En perte de vitesse pour cause de financement réduit, les médias sont souvent moins présents en ligne, ou ne sont pas en mesure de combattre efficacement la désinformation. Certaines plateformes, comme Facebook, acceptent d’ailleurs sciemment de publier des informations fausses qui sapent la confiance du public envers les institutions. Et cela, c’est sans parler d’autres réseaux, comme X, où l’extrême droite a toute la latitude nécessaire pour envenimer le climat social.
Au Canada, la situation de la liberté de presse demeure stable; le pays demeure en 21e place, et on y juge le contexte médiatique « plutôt bon », à l’instar d’une bonne partie de l’Europe de l’Ouest, centrale et de l’Est, à l’exception de l’Italie et des Balkans, où la chose est plutôt « problématique ».

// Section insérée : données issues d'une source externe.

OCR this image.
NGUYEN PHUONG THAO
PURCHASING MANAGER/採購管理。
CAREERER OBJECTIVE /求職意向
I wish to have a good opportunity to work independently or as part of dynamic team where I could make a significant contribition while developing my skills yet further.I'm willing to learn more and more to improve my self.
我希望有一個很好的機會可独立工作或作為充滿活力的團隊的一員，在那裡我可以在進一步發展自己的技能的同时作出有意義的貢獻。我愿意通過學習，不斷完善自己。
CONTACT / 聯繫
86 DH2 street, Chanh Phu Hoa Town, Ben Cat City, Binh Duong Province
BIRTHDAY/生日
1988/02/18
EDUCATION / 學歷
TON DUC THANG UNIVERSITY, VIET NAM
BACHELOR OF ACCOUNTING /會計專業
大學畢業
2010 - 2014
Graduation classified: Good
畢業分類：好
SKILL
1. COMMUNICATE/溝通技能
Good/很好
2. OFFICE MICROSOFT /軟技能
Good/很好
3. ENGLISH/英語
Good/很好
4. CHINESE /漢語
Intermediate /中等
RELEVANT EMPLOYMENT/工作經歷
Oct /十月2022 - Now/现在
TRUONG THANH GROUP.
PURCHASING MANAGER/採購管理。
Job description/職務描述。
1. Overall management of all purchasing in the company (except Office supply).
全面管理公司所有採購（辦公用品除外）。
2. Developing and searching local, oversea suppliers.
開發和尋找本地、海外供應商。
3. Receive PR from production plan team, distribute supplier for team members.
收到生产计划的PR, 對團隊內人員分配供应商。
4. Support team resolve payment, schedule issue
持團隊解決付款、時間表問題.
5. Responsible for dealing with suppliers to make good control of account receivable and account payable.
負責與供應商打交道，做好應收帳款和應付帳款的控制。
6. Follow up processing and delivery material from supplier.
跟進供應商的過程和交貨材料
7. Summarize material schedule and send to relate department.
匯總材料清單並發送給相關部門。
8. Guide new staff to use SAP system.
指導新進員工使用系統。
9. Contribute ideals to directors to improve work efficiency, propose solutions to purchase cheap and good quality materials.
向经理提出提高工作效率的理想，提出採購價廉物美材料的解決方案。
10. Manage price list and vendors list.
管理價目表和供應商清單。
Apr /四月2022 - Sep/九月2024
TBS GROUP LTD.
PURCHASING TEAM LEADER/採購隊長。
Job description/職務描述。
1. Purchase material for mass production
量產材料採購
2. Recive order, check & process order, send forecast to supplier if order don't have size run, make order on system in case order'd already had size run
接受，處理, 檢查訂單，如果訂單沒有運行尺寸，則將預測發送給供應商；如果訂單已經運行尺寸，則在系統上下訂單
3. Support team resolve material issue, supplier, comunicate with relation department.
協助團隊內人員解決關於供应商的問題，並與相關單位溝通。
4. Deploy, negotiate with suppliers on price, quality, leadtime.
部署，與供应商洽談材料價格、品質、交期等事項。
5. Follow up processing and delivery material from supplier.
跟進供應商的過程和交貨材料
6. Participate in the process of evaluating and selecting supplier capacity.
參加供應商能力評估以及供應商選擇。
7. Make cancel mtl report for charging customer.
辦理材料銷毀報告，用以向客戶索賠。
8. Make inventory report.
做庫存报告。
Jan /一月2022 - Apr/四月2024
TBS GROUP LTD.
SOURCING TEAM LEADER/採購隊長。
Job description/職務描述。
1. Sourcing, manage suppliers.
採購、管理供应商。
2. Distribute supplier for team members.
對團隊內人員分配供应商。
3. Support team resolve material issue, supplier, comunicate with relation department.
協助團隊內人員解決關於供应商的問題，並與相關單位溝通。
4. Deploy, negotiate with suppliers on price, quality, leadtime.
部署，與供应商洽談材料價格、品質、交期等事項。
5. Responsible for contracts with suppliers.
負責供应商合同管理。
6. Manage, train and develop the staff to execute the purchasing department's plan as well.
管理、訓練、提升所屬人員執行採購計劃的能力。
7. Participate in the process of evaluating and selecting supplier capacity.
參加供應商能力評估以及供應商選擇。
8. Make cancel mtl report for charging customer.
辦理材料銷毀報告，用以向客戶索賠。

Et comme dans pratiquement tous les classements de RSF, les pays scandinaves arrivent en tête de liste, tout comme les Pays-Bas.
Complètement à l’autre bout de l’échelle, 42 pays, où vit plus de la moitié de la population mondiale (y compris la Chine et l’Inde), la situation est jugée « très grave », rapporte l’organisation. « La liberté de presse y est totalement absente et exercer le journalisme y est particulièrement dangereux », ajoute-t-on.
C’est ainsi le cas en Palestine, où « l’armée israélienne massacre le journalisme », en y tuant « plus de 200 professionnels de l’information, dont au moins 43 dans l’exercice de leur travail », depuis l’attaque du Hamas, en octobre 2023. L’État hébreu, lui, où les libertés civiles sont toujours un peu plus restreintes, perd 11 places au classement pour se retrouver en 112e position.